Not sure quite what you mean by "fight" against it, but really the two sopranos are so different, both as to voice and repertoire, that it is difficult to compare them. Their careers ran opposite trajectories. Though Nilsson sang such roles as Agathe and Elettra in Idomeneo early in her career, her major international career dates from 1954-55 when she sang Brunnhilde and Salome in Munich. By this time, Callas was already an internationally acclaimed artist and had given up her Wagnerian and dramatic roles. Nilsson first sang Turandot in 1958. Admittedly Callas had only just recorded the role in 1957, but she had last sung it on stage in 1949. Nilsson's career was extremely long and she continued singing to the 1980s, though by this time she was singing such roles the Dyer's Wife and Elektra, perhaps not quite so taxing as Brunnhilde and Isolde. Callas, on the other hand, and as we all know, had a relatively short career, though it could be argued that, as she was already singing Santuzza at the age of 15, it wasn't that short.

As I think I've mentioned before, Nilsson is not a singer I particularly respond to. I may be moved to admiration, but rarely to love. In every one of the Italian roles Callas and Nilsson shared (Lady Macbeth, Amelia in Un Ballo in Maschera, Tosca, Aida, even Turandot, though here my preference would be for Sutherland,) I would prefer Callas. There are no complete recordings of Callas as Brunnhilde and Isolde, and if there were they would be in Italian, so here it is not possible to compare them, though Callas does sing a lovely, warm and feminine performance of the Liebestod.  To be honest, I prefer the Isolde and Brunnhilde of Helga Dernesch on the Karajan recordings, and, yes,  I know my opinion goes against popular opinion. This is just a personal preference, as we all hear voices differently. I have enormous admiration for Nilsson as an artist. Throughout her career, she sang with a clarion security and firmness that would be the envy of many sopranos today. Indeed the name of her successor is not on my lips. Nor, for that matter, is Callas's.
\"A beautiful voice is not enough.\" Maria Callas

Lilas Pastia

#57
This is a very sensitive and perceptive reply. I agree 97%. I think I have a higher degree of affection for Nilsson than you do, esp. in those roles where her voice suited the part to perfection (Isolde and Elektra).
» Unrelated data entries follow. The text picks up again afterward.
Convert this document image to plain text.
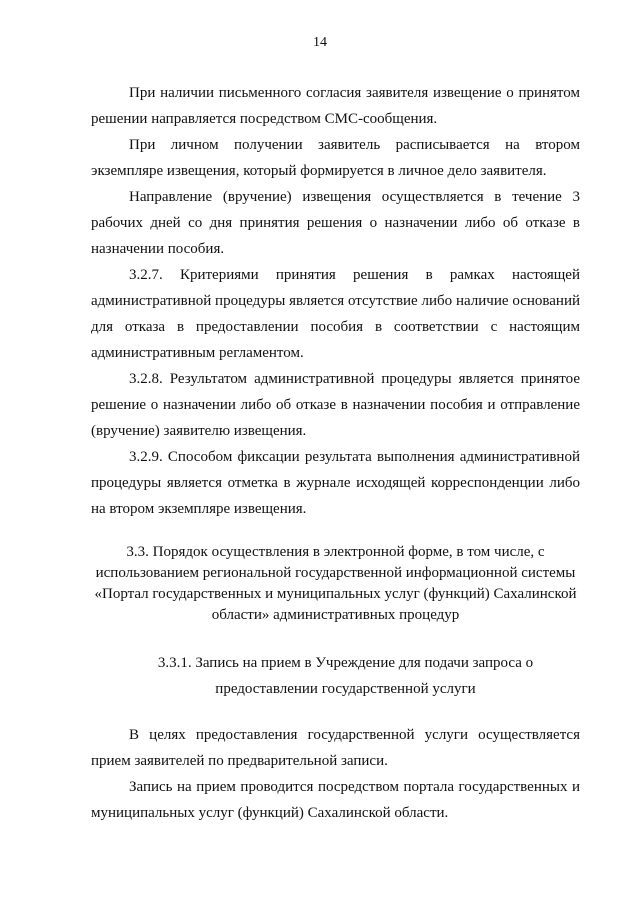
14

При наличии письменного согласия заявителя извещение о принятом решении направляется посредством СМС-сообщения.

При личном получении заявитель расписывается на втором экземпляре извещения, который формируется в личное дело заявителя.

Направление (вручение) извещения осуществляется в течение 3 рабочих дней со дня принятия решения о назначении либо об отказе в назначении пособия.

3.2.7. Критериями принятия решения в рамках настоящей административной процедуры является отсутствие либо наличие оснований для отказа в предоставлении пособия в соответствии с настоящим административным регламентом.

3.2.8. Результатом административной процедуры является принятое решение о назначении либо об отказе в назначении пособия и отправление (вручение) заявителю извещения.

3.2.9. Способом фиксации результата выполнения административной процедуры является отметка в журнале исходящей корреспонденции либо на втором экземпляре извещения.

3.3. Порядок осуществления в электронной форме, в том числе, с использованием региональной государственной информационной системы «Портал государственных и муниципальных услуг (функций) Сахалинской области» административных процедур

3.3.1. Запись на прием в Учреждение для подачи запроса о предоставлении государственной услуги

В целях предоставления государственной услуги осуществляется прием заявителей по предварительной записи.

Запись на прием проводится посредством портала государственных и муниципальных услуг (функций) Сахалинской области.
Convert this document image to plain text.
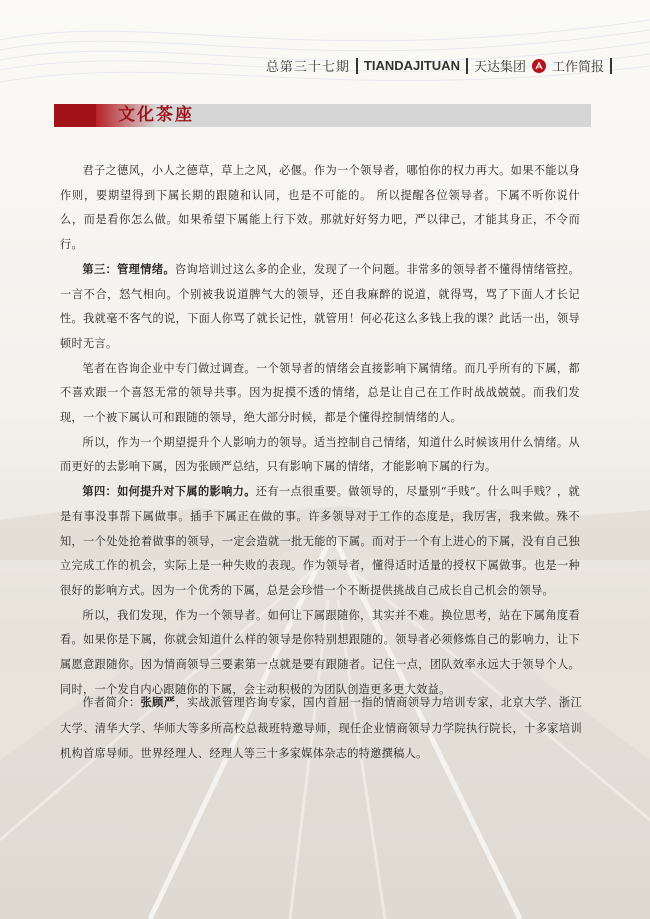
总第三十七期 TIANDAJITUAN 天达集团 工作简报
文化茶座

君子之德风，小人之德草，草上之风，必偃。作为一个领导者，哪怕你的权力再大。如果不能以身作则，要期望得到下属长期的跟随和认同，也是不可能的。 所以提醒各位领导者。下属不听你说什么，而是看你怎么做。如果希望下属能上行下效。那就好好努力吧，严以律己，才能其身正，不令而行。

第三：管理情绪。咨询培训过这么多的企业，发现了一个问题。非常多的领导者不懂得情绪管控。一言不合，怒气相向。个别被我说道脾气大的领导，还自我麻醉的说道，就得骂，骂了下面人才长记性。我就毫不客气的说，下面人你骂了就长记性，就管用！何必花这么多钱上我的课？此话一出，领导顿时无言。

笔者在咨询企业中专门做过调查。一个领导者的情绪会直接影响下属情绪。而几乎所有的下属，都不喜欢跟一个喜怒无常的领导共事。因为捉摸不透的情绪，总是让自己在工作时战战兢兢。而我们发现，一个被下属认可和跟随的领导，绝大部分时候，都是个懂得控制情绪的人。

所以，作为一个期望提升个人影响力的领导。适当控制自己情绪，知道什么时候该用什么情绪。从而更好的去影响下属，因为张顾严总结，只有影响下属的情绪，才能影响下属的行为。

第四：如何提升对下属的影响力。还有一点很重要。做领导的，尽量别“手贱”。什么叫手贱？，就是有事没事帮下属做事。插手下属正在做的事。许多领导对于工作的态度是，我厉害，我来做。殊不知，一个处处抢着做事的领导，一定会造就一批无能的下属。而对于一个有上进心的下属，没有自己独立完成工作的机会，实际上是一种失败的表现。作为领导者，懂得适时适量的授权下属做事。也是一种很好的影响方式。因为一个优秀的下属，总是会珍惜一个不断提供挑战自己成长自己机会的领导。

所以，我们发现，作为一个领导者。如何让下属跟随你，其实并不难。换位思考，站在下属角度看看。如果你是下属，你就会知道什么样的领导是你特别想跟随的。领导者必须修炼自己的影响力，让下属愿意跟随你。因为情商领导三要素第一点就是要有跟随者。记住一点，团队效率永远大于领导个人。同时，一个发自内心跟随你的下属，会主动积极的为团队创造更多更大效益。

作者简介：张顾严，实战派管理咨询专家，国内首屈一指的情商领导力培训专家，北京大学、浙江大学、清华大学、华师大等多所高校总裁班特邀导师，现任企业情商领导力学院执行院长，十多家培训机构首席导师。世界经理人、经理人等三十多家媒体杂志的特邀撰稿人。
But even as Isolde, Brünnhilde and Elektra, Nilsson could be beaten in the expressivity department (Mödl, Rysanek).

wagnernn

I have just seen this video:
http://www.youtube.com/watch?v=xHdaUASO9Pc
IT'S VERY WONDERFUL !!!! In my opinion, Nilsson sang this role better the both of Callas and Verrett.And according to you,who is the best Macbeth Lady?

Anne

Quote from: wagnernn on October 17, 2007, 04:05:40 AMAnd according to you,who is the best Macbeth Lady?

Verdi was not the only composer to write about Macbeth.  Shostakovich wrote an opera titled "Lady Macbeth."